The p99 values are approximated from Criterion's reported `[low est, high est]` range. If the `high est` exceeds the target, the benchmark fails.

### 7. Setup time management

Building a 1M-item TidalDb is expensive. The `LazyLock` pattern ensures construction happens once. For CI, these benchmarks should be tagged with `#[ignore]` or gated behind a feature flag so they do not run on every `cargo test --lib`.

## Acceptance Criteria

- [ ] `tidal/benches/scale.rs` registered in `Cargo.toml` as `[[bench]]` target
- [ ] `cargo bench --manifest-path tidal/Cargo.toml --bench scale` runs successfully
- [ ] RETRIEVE benchmarks at 1M items: for_you, trending, new_filtered all produce valid results
- [ ] SEARCH benchmarks at 1M items: text_only, text_filtered both return results (non-empty)
- [ ] Signal write benchmark at 1M items: amortized cost measured and recorded
- [ ] Baseline numbers documented in `docs/profiling/scale-baselines.md`
- [ ] All benchmarks use `sample_size(10)` and `measurement_time(30s)` for large-scale tests
- [ ] LazyLock or equivalent ensures 1M-item DB is built only once per bench run

## Test Strategy

This task is itself a test artifact -- the benchmarks are the deliverable.
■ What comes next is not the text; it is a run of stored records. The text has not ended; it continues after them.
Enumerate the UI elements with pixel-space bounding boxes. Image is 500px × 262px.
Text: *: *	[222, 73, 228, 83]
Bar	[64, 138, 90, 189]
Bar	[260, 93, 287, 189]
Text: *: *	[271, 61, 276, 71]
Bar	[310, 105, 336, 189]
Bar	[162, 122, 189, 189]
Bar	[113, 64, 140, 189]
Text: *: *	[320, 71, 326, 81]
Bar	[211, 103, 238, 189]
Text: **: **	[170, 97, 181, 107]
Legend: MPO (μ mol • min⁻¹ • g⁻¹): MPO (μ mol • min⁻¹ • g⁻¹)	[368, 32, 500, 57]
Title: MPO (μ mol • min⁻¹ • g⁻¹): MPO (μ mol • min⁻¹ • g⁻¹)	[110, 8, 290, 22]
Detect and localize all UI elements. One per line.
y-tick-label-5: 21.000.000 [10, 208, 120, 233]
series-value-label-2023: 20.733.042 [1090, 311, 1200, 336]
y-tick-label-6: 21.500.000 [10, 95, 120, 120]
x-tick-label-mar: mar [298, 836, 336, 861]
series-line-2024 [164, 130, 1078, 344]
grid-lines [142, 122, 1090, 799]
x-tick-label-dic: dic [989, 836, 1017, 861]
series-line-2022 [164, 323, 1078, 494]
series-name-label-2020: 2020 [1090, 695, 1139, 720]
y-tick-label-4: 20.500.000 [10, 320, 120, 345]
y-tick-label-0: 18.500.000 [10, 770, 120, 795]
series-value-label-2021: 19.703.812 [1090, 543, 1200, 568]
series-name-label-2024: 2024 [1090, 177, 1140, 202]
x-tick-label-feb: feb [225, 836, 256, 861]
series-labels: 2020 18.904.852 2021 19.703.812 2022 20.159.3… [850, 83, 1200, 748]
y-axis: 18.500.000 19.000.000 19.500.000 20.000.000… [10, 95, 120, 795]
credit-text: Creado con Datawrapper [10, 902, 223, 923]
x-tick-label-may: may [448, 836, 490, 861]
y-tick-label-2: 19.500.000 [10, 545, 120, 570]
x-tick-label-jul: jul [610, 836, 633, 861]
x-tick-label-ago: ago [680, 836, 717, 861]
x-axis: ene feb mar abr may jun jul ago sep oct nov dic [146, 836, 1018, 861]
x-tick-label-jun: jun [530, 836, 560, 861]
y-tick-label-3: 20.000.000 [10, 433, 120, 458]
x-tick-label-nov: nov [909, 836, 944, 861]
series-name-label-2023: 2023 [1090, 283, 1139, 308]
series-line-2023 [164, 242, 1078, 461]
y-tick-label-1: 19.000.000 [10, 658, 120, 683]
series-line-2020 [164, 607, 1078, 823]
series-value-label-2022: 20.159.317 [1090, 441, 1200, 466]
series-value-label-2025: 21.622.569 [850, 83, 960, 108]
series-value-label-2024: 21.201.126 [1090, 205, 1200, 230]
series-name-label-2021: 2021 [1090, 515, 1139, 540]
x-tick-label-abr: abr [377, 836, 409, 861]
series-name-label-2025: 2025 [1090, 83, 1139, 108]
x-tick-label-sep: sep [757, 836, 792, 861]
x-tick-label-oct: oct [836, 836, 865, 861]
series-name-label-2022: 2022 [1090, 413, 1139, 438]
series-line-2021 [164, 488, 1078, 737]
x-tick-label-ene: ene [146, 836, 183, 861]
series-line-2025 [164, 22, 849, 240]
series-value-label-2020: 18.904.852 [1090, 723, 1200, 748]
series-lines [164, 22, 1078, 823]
Validation:

1. **Smoke test:** Run `cargo bench --manifest-path tidal/Cargo.toml --bench scale -- --test` to verify benchmarks compile and can execute a single iteration without error.
2. **Result validation:** Each benchmark iteration must return a non-empty result set (RETRIEVE: items.len() > 0, SEARCH: items.len() > 0). Assert this inside the `b.iter()` closure with `debug_assert!`.
3. **Baseline recording:** After the first successful run, record results in `docs/profiling/scale-baselines.md` with hardware specs, date, and exact Criterion output.